Shame relish in the misconception of their image as a new Christian band, given their title ‘Songs of Praise’ and equally wholesome photograph which frames the cover of their debut record. Throughout live performances, Steen uses this as a humorous, recurring sarcastic statement as fuel for their persistently comedic and incredibly nonchalant demeanour.

Nonetheless, Shame is certainly not lax about all things. This was shown in Steen’s abrupt announcement that absolutely, “no abuse will be tolerated at any of the shows”, as well as the importance they impose on using the platforms they have as musicians to “influence someone’s opinion or enlighten people on a topic they are not particularly familiar with.”

It is no secret that Shame leans strongly to the left, as seen in the crude number ‘Visa Vulture’ directed at Theresa May.

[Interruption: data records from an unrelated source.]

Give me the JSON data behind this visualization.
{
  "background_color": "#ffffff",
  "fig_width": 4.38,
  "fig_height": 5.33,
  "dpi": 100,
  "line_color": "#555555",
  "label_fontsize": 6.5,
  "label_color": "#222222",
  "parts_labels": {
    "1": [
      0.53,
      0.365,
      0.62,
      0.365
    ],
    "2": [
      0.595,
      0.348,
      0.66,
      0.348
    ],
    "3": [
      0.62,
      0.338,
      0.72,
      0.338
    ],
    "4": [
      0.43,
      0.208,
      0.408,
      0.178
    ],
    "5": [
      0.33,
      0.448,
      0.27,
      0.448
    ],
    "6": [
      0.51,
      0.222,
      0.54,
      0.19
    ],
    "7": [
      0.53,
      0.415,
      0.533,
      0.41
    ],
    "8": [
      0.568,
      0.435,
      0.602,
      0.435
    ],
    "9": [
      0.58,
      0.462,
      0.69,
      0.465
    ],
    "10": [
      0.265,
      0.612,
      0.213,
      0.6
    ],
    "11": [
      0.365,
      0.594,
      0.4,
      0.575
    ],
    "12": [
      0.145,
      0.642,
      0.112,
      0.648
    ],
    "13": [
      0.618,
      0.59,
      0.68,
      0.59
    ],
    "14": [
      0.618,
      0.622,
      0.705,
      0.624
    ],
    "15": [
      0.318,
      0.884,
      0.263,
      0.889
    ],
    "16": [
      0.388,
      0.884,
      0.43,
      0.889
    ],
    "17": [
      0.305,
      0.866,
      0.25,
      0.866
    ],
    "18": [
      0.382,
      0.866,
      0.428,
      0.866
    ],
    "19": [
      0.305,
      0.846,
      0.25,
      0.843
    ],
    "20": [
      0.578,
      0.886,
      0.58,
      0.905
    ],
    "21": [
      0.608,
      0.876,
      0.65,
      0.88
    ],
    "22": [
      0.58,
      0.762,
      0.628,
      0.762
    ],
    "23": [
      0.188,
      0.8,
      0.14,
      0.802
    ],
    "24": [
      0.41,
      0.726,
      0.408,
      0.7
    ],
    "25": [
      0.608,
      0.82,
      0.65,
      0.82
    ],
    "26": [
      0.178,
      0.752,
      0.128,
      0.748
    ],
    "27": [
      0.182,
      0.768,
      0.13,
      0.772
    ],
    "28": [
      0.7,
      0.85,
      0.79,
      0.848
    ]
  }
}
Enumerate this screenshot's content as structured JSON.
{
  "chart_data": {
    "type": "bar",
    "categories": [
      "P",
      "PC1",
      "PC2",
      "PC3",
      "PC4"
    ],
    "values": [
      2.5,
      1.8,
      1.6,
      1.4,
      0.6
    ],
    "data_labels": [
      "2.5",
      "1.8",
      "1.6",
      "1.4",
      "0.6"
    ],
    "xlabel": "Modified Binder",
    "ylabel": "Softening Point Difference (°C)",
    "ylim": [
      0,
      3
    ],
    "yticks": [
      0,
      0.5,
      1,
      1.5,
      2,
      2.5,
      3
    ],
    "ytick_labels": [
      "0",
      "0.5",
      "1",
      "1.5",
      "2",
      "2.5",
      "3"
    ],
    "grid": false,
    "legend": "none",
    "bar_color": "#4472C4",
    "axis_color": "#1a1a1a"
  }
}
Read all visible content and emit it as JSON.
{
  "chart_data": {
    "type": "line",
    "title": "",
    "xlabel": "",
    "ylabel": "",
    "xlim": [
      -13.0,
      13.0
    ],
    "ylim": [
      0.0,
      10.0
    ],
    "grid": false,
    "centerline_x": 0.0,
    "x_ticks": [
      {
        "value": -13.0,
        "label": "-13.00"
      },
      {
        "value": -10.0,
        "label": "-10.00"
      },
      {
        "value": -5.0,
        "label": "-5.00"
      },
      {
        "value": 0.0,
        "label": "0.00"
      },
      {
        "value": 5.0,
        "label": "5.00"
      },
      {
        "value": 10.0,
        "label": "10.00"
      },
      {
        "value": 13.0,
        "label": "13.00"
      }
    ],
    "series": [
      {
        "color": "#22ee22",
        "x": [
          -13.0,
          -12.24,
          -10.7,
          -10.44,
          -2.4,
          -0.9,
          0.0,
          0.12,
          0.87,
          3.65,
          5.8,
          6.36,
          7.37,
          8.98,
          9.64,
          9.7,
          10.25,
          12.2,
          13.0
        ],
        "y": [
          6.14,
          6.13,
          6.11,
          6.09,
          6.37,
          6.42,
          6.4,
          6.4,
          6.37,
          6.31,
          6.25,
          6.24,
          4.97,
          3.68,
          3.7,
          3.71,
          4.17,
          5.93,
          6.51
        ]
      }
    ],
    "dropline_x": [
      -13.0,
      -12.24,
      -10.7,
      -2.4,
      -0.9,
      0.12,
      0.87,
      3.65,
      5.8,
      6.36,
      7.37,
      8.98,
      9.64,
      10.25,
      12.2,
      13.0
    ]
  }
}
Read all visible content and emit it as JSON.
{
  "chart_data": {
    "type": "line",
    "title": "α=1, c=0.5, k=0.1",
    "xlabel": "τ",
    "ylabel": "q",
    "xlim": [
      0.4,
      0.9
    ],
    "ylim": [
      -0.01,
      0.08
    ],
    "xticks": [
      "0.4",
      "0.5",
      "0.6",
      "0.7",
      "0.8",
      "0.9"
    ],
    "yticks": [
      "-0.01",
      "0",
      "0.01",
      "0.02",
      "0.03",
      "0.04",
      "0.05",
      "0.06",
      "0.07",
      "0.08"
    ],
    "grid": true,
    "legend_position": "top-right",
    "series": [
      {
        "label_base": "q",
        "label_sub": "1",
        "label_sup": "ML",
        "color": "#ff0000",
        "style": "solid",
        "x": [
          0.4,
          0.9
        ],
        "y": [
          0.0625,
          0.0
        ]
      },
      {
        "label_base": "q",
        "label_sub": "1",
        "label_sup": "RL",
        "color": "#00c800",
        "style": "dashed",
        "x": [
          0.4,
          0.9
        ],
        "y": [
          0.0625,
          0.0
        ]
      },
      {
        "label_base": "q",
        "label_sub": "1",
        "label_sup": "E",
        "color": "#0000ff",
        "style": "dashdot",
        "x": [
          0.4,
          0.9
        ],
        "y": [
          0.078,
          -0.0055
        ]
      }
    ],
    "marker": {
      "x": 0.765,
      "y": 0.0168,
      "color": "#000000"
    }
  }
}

However, when asked who they prefer over Trump or May, they agreed even though Trump has some merit in that he represents a form of anarchism, he is undoubtedly who they’d prefer to kill.

As fans gathered in the 400-cap venue of the Brudenell Social Club, I don’t believe that any of those in the house fully anticipated the band’s volatile, captivating stage presence. The sheer energy of each of the five members bounced brilliantly off the sweaty, claustrophobic space, charging the air with electricity that sparked every time Steen made eye contact or launched himself at this amorphous mass of body fluids, strained arms, and flying shoes.